Lydia's frustration with Delia is that she's not the mom she dreams of. Delia's frustration with Lydia is that she sulks instead of initiating the change she wants in her life. Delia is a whirlwind of energy and style, and loses patience with those who can't keep up! Yet over the course of the film, Lydia becomes proactive in the ways of her step-mother. The girl makes clear her desire: to be with the Maitlands. Sure, she makes a Beetlejuice mistake along the way to this goal, but ultimately her family — alive and dead — come together to sculpt a happy ending for them all.
And in that happy ending, everyone learns to compromise. Delia allows the Maitlands to turn at least part of the house back to its country vibe. The Maitlands get to co-parent Lydia, handling the schoolwork and math test reward, while Charles gets to relax (with a magazine from the publishers of The Handbook of the Recently Deceased). As for Delia, she's still working, turning the trauma of Beetlejuice's serpentine assault into an alarmingly life-like sculpture. And in the background, as she cradles her creation, keen viewers can see a framed magazine, on which Delia and her previous sculptures grace the cover.

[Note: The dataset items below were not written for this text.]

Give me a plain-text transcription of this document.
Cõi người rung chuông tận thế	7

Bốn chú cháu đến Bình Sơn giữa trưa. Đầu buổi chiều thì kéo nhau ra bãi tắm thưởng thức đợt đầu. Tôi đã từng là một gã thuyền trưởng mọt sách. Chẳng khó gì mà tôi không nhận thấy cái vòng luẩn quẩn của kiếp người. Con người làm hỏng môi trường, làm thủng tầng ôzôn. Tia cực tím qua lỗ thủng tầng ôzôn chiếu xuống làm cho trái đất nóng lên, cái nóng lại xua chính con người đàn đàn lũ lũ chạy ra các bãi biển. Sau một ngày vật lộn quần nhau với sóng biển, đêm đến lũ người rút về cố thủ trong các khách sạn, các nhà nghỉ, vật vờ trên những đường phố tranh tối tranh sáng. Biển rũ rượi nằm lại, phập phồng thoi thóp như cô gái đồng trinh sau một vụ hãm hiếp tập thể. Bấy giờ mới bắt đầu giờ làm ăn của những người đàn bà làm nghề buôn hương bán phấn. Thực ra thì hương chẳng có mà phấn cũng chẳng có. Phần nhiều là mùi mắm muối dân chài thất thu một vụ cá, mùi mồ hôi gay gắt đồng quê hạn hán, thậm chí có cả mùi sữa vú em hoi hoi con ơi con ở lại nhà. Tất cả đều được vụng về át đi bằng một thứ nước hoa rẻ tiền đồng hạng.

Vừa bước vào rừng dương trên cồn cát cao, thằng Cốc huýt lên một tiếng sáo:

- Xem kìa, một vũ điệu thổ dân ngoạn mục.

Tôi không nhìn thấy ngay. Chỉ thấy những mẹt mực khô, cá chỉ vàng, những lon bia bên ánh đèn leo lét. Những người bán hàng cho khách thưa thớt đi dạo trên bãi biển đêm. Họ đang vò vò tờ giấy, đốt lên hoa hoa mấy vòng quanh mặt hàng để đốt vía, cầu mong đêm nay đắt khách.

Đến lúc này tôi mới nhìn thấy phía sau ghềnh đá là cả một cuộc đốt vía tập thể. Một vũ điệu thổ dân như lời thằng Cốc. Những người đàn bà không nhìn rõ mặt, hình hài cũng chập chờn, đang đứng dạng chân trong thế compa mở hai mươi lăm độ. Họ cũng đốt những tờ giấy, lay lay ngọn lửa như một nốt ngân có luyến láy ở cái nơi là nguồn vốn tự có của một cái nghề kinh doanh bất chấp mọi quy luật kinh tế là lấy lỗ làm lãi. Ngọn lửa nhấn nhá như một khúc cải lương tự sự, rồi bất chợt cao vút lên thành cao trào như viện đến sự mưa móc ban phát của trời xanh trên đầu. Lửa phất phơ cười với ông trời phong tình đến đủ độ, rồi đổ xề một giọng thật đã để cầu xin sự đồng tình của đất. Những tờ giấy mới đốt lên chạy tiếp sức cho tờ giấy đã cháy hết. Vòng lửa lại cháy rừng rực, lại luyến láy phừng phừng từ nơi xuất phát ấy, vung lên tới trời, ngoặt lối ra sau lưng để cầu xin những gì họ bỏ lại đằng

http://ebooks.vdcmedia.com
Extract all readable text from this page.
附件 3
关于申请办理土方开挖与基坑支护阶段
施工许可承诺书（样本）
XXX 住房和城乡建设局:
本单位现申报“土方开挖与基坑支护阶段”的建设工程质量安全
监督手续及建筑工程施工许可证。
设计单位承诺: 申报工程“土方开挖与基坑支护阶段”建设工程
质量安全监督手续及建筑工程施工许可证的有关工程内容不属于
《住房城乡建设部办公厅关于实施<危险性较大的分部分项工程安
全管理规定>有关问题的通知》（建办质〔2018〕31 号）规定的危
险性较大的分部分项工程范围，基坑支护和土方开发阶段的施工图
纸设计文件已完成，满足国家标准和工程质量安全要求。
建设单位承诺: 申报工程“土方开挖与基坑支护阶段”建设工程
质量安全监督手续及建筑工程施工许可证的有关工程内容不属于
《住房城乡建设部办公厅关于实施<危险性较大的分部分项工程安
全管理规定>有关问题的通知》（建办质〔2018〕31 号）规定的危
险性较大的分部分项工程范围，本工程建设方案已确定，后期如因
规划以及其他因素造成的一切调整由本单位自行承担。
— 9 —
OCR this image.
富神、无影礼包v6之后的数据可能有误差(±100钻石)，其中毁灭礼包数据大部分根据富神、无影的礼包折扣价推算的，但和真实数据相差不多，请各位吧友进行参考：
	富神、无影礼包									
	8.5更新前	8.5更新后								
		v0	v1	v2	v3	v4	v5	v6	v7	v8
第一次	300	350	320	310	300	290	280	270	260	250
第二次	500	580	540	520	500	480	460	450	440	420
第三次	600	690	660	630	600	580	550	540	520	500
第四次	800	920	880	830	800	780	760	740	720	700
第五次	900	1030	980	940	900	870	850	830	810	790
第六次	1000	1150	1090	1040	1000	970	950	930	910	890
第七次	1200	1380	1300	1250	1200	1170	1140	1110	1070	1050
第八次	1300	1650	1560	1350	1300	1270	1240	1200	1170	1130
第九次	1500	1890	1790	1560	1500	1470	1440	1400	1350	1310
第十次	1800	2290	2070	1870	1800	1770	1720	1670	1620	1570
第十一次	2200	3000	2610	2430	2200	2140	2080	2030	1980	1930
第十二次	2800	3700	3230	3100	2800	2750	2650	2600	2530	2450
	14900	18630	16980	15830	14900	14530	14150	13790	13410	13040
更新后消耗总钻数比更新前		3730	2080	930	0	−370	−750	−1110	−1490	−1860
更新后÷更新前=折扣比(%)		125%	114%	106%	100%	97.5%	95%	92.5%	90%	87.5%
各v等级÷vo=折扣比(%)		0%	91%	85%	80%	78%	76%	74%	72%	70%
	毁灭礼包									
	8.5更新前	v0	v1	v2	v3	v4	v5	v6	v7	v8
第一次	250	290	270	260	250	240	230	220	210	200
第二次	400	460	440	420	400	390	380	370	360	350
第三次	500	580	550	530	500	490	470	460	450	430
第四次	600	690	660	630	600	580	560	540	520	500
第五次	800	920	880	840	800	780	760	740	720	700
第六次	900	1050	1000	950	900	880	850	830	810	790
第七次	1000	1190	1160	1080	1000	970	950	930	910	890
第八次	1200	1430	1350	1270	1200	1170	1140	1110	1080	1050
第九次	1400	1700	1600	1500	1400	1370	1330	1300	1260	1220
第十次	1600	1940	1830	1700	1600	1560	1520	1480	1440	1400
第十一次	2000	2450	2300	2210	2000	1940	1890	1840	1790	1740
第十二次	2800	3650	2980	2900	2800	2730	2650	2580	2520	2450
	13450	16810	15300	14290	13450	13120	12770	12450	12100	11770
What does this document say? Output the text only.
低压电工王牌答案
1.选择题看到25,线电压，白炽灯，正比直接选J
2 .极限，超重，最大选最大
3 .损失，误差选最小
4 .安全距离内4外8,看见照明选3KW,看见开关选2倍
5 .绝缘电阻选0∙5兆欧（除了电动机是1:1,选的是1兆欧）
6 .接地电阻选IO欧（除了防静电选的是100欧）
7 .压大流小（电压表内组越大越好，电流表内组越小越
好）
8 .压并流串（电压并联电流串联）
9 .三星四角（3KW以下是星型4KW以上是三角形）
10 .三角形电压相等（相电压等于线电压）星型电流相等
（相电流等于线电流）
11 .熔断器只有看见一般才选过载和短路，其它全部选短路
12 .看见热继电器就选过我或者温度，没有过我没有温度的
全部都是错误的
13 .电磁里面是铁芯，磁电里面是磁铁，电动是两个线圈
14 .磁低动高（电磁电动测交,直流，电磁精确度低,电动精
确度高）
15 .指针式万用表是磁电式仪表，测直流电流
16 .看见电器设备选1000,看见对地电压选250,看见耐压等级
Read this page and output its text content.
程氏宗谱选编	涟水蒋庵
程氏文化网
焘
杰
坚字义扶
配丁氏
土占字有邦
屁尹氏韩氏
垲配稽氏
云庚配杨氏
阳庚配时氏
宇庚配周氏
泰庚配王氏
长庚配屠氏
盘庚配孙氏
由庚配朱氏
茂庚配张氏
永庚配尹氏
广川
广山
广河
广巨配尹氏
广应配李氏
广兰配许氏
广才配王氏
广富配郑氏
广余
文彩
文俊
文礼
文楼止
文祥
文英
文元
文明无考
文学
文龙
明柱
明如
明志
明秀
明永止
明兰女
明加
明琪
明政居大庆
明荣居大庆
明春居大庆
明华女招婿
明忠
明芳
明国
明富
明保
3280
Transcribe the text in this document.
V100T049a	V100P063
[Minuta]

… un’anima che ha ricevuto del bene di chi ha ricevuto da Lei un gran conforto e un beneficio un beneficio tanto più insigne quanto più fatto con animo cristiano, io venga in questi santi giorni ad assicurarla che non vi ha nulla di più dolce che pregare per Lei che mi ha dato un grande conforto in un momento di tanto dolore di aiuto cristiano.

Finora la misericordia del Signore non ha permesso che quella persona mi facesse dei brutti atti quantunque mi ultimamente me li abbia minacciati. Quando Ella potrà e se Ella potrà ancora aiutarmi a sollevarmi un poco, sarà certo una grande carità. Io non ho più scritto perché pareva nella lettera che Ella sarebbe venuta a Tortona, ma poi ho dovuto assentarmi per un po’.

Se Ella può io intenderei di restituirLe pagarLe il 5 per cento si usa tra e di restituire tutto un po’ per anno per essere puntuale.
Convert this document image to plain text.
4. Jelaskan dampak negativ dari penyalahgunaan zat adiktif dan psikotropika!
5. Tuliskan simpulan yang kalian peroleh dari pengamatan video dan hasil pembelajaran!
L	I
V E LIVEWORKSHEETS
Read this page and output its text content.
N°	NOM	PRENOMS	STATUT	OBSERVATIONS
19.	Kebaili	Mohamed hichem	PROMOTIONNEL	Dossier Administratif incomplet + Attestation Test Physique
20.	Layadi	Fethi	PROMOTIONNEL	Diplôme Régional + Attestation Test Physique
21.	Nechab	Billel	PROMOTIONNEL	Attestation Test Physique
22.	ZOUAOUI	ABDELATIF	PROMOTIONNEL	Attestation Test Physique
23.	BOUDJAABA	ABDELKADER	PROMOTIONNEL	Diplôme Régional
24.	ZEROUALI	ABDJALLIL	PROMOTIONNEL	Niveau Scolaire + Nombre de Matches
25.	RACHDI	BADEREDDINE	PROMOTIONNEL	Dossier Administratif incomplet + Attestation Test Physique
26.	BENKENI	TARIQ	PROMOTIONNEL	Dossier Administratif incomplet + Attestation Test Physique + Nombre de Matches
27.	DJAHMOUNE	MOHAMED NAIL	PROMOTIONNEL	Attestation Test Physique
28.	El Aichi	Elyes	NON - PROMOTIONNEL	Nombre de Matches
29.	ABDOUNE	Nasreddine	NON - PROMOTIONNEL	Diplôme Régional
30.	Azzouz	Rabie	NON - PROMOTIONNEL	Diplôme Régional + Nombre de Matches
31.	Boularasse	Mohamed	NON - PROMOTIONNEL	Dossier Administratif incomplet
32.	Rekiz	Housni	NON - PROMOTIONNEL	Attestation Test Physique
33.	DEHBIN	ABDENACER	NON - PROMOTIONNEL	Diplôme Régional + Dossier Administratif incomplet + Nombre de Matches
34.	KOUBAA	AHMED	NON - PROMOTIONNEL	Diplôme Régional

Looking back, perhaps it's no surprise that Delia is demonized. In the yuppie '80s, working women were a popular talking point and punching bag, so an outspoken broad with artistic ambitions and little interest in domesticity was an easy figure to lampoon. Yet, for all the snarky remarks, Delia shines.
She refused to be needled by a needy husband, menaced by a moody teen, crushed by a clumsy moving crew, exiled by tempestuous ghosts, or killed by a vicious poltergeist. Through it all, Delia Deetz was a queen, staying true to herself and her passion. Like fallen soap star Moira Rose, who O'Hara would come to play years later on Schitt's Creek, Delia moved out of the luxury of Manhattan but carried her attitude, ambition, and daring style with her. So all these decades later, she is an inspiration as bold and exciting as her leather glove head-wrap.